第14話

「──実はな、俺は岩松のオッサンが嫌いなんだ……」


 その部屋には二人の男がいた。薄暗い部屋。隠れているかのようにヒソヒソと話し始めた男は、目の前に立つ男にそう言った。


「存じてます」

「まあ、だろうな。いつも同じ質問をして悪いんだが、……お前は俺を裏切らないか?」

「──当然です」


 迷うそぶりもなく答えた青年に椅子に座った男は満足気に笑った。


「迷惑ばかりかけてるな、九郎くろう

「それが僕の仕事ですので……」

「お前を連れてきて正解だった。だが、お前をこんなことに巻き込んだことは……」


 申し訳なさそうに彼は口を曲げた。


「いえ、気にしないでください。僕の目的は雇い主の貴方と同一です」


 ただ、彼に九郎は問題ないと言う。


「……そうか、悪いな」

「それでは……」

「ああ。────引き続き、阿賀野に協力してやって欲しい」

「はい」


 九郎と呼ばれた青年はそう返事をして、この部屋を静かに出ていった。


「阿賀野。
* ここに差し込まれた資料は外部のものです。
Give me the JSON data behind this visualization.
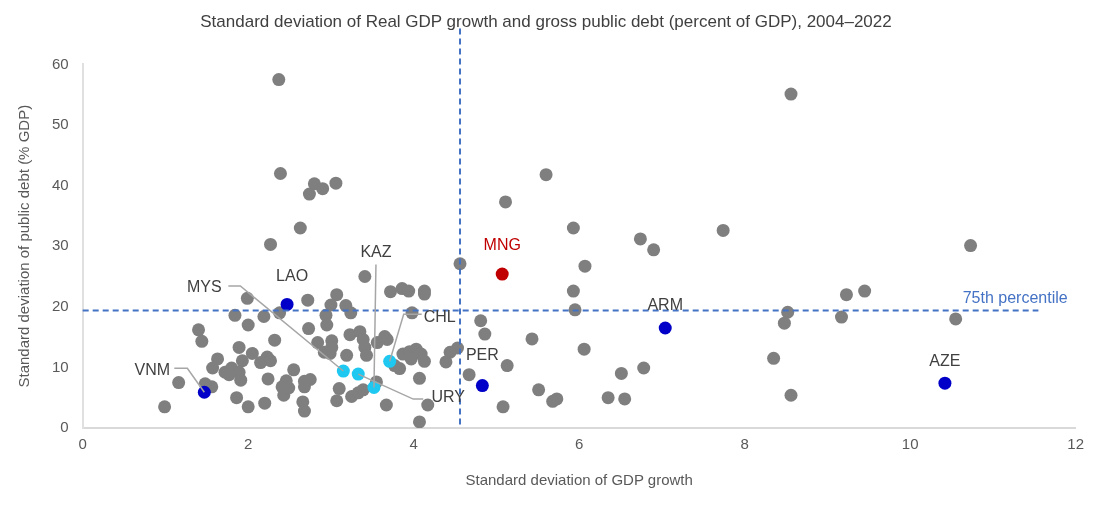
{
  "chart_data": {
    "type": "scatter",
    "title": "Standard deviation of Real GDP growth and gross public debt (percent of GDP), 2004–2022",
    "xlabel": "Standard deviation of GDP growth",
    "ylabel": "Standard deviation of public debt (% GDP)",
    "xlim": [
      0,
      12
    ],
    "xticks": [
      0,
      2,
      4,
      6,
      8,
      10,
      12
    ],
    "ylim": [
      0,
      60
    ],
    "yticks": [
      0,
      10,
      20,
      30,
      40,
      50,
      60
    ],
    "grid": false,
    "legend": false,
    "marker": "circle",
    "ref_lines": [
      {
        "axis": "x",
        "value": 4.56,
        "label": null,
        "color": "#4472c4",
        "line_style": "dashed"
      },
      {
        "axis": "y",
        "value": 19.4,
        "label": "75th percentile",
        "color": "#4472c4",
        "line_style": "dashed"
      }
    ],
    "series": [
      {
        "color": "#7f7f7f",
        "x": [
          8.56,
          5.6,
          5.11,
          5.93,
          7.74,
          6.74,
          6.9,
          10.73,
          4.56,
          6.07,
          5.93,
          9.23,
          9.45,
          5.95,
          8.52,
          8.48,
          9.17,
          10.55,
          4.81,
          4.86,
          5.43,
          6.06,
          8.35,
          4.53,
          4.44,
          4.39,
          5.13,
          4.67,
          6.51,
          6.78,
          5.51,
          5.68,
          5.73,
          6.35,
          6.55,
          5.08,
          8.56,
          2.37,
          2.39,
          2.8,
          2.9,
          3.06,
          2.74,
          2.63,
          2.27,
          3.41,
          3.07,
          2.72,
          1.99,
          3.72,
          3.86,
          3.94,
          4.13,
          4.13,
          3.0,
          3.18,
          3.24,
          2.94,
          2.95,
          3.98,
          1.84,
          2.19,
          2.0,
          2.38,
          1.4,
          1.44,
          2.32,
          2.73,
          3.23,
          3.35,
          3.39,
          2.84,
          3.01,
          3.01,
          2.92,
          2.99,
          3.41,
          3.43,
          3.19,
          3.56,
          3.65,
          3.68,
          3.55,
          1.89,
          2.05,
          2.23,
          2.15,
          2.27,
          1.63,
          1.57,
          1.93,
          1.72,
          1.8,
          1.89,
          1.91,
          1.77,
          1.16,
          1.56,
          1.48,
          2.55,
          2.24,
          2.46,
          2.41,
          2.43,
          2.49,
          2.68,
          2.75,
          2.68,
          2.66,
          2.68,
          2.2,
          1.86,
          2.0,
          0.99,
          3.07,
          3.1,
          3.25,
          3.33,
          3.39,
          3.67,
          4.17,
          4.07,
          4.07,
          3.87,
          3.95,
          4.03,
          3.97,
          4.13,
          4.09,
          3.83,
          3.77
        ],
        "values": [
          55.1,
          41.8,
          37.3,
          33.0,
          32.6,
          31.2,
          29.4,
          30.1,
          27.1,
          26.7,
          22.6,
          22.0,
          22.6,
          19.5,
          19.1,
          17.3,
          18.3,
          18.0,
          17.7,
          15.5,
          14.7,
          13.0,
          11.5,
          13.2,
          12.5,
          10.9,
          10.3,
          8.8,
          9.0,
          9.9,
          6.3,
          4.4,
          4.8,
          5.0,
          4.8,
          3.5,
          5.4,
          57.5,
          42.0,
          40.3,
          39.5,
          40.4,
          38.6,
          33.0,
          30.3,
          25.0,
          22.0,
          21.1,
          21.4,
          22.5,
          23.0,
          22.6,
          22.6,
          22.1,
          20.3,
          20.2,
          19.0,
          18.6,
          17.0,
          19.0,
          18.6,
          18.4,
          17.0,
          19.0,
          16.2,
          14.3,
          14.5,
          16.4,
          15.4,
          15.9,
          14.6,
          14.1,
          14.4,
          13.3,
          12.5,
          12.3,
          13.3,
          12.0,
          12.0,
          14.1,
          15.1,
          14.6,
          7.6,
          13.3,
          12.3,
          11.7,
          10.8,
          11.1,
          11.4,
          9.9,
          11.1,
          9.2,
          9.9,
          9.2,
          7.9,
          8.8,
          7.5,
          6.8,
          7.3,
          9.6,
          8.1,
          7.8,
          6.8,
          5.4,
          6.6,
          7.7,
          8.0,
          6.8,
          4.3,
          2.8,
          4.1,
          5.0,
          3.5,
          3.5,
          4.5,
          6.5,
          5.2,
          5.8,
          6.3,
          3.8,
          3.8,
          1.0,
          8.2,
          12.2,
          12.6,
          13.0,
          11.4,
          11.0,
          12.2,
          9.8,
          10.3
        ]
      },
      {
        "name": "LAO",
        "color": "#0000c8",
        "x": [
          2.47
        ],
        "values": [
          20.4
        ]
      },
      {
        "name": "VNM",
        "color": "#0000c8",
        "x": [
          1.47
        ],
        "values": [
          5.9
        ]
      },
      {
        "name": "MYS",
        "color": "#1ec8f0",
        "x": [
          3.15
        ],
        "values": [
          9.4
        ]
      },
      {
        "name": "URY",
        "color": "#1ec8f0",
        "x": [
          3.33
        ],
        "values": [
          8.9
        ]
      },
      {
        "name": "KAZ",
        "color": "#1ec8f0",
        "x": [
          3.52
        ],
        "values": [
          6.7
        ]
      },
      {
        "name": "CHL",
        "color": "#1ec8f0",
        "x": [
          3.71
        ],
        "values": [
          11.0
        ]
      },
      {
        "name": "PER",
        "color": "#0000c8",
        "x": [
          4.83
        ],
        "values": [
          7.0
        ]
      },
      {
        "name": "MNG",
        "color": "#c00000",
        "x": [
          5.07
        ],
        "values": [
          25.4
        ]
      },
      {
        "name": "ARM",
        "color": "#0000c8",
        "x": [
          7.04
        ],
        "values": [
          16.5
        ]
      },
      {
        "name": "AZE",
        "color": "#0000c8",
        "x": [
          10.42
        ],
        "values": [
          7.4
        ]
      }
    ]
  }
}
お前には期待しているんだ……」


 何せ、お前は最強だからな。

 男は小さく部屋を照らしていたテーブルランプを消して、その部屋を出た。

 

 

***



「岩松管理長……」


 廊下を優雅に歩く白髪の男性、岩松を呼び止める声があった。


「どうしたかね、飯島君」


 ゆっくりと声のした方向に岩松は振り返った。その顔には嫋やかな笑みが浮かぶ。


「松野の出兵は変えられませんか?」

「何故だ?」

「松野は怯えています。戦場では使い物にならないでしょう」


 岩松は一切表情を変えることなく、優しく尋ねる。


「それで?」

「は……?」

「君には一体何の発言力があるのかね?違うだろう。君には権力など一つもありはしない」

「で、ですが……!」

「知らないとは言わないだろう? この訓練施設での最高決定権は私にある」

「…………」

「大方、君は松野君に情が湧いたのだろう」


 冷徹。冷血。

 顔はどこまでも優し気に見えるのに、その態度がひどく冷たい。


「飯島兼康かねやすの息子だったな、君は」

「それが……」

「彼の子供であるから君には期待していたのだが、期待外れだった」


 岩松は失望した様な顔で言って、優雅に廊下を歩き去ろうとして、ふと立ち止まった。


「……そういえば、何故、君が、松野君が、そして山本君が中栄国との戦争にて出兵することになったか分かるかね?」

「何故、ですか……?」

「おや、わかっているのではないかね?」


 岩松はそれ以上は何も語らずに、その場を去っていく。

 分かっている。

 否応なしに理解させられている。

 彼らは、死んでも構わない戦力と見られているのだ。だから、その先にある戦争ではなく、試験導入目的の中栄国の戦争に駆り出される。


「…………」 


 やるせなさに飯島は言葉を失って、その場に立ち尽くす事しかできなかった。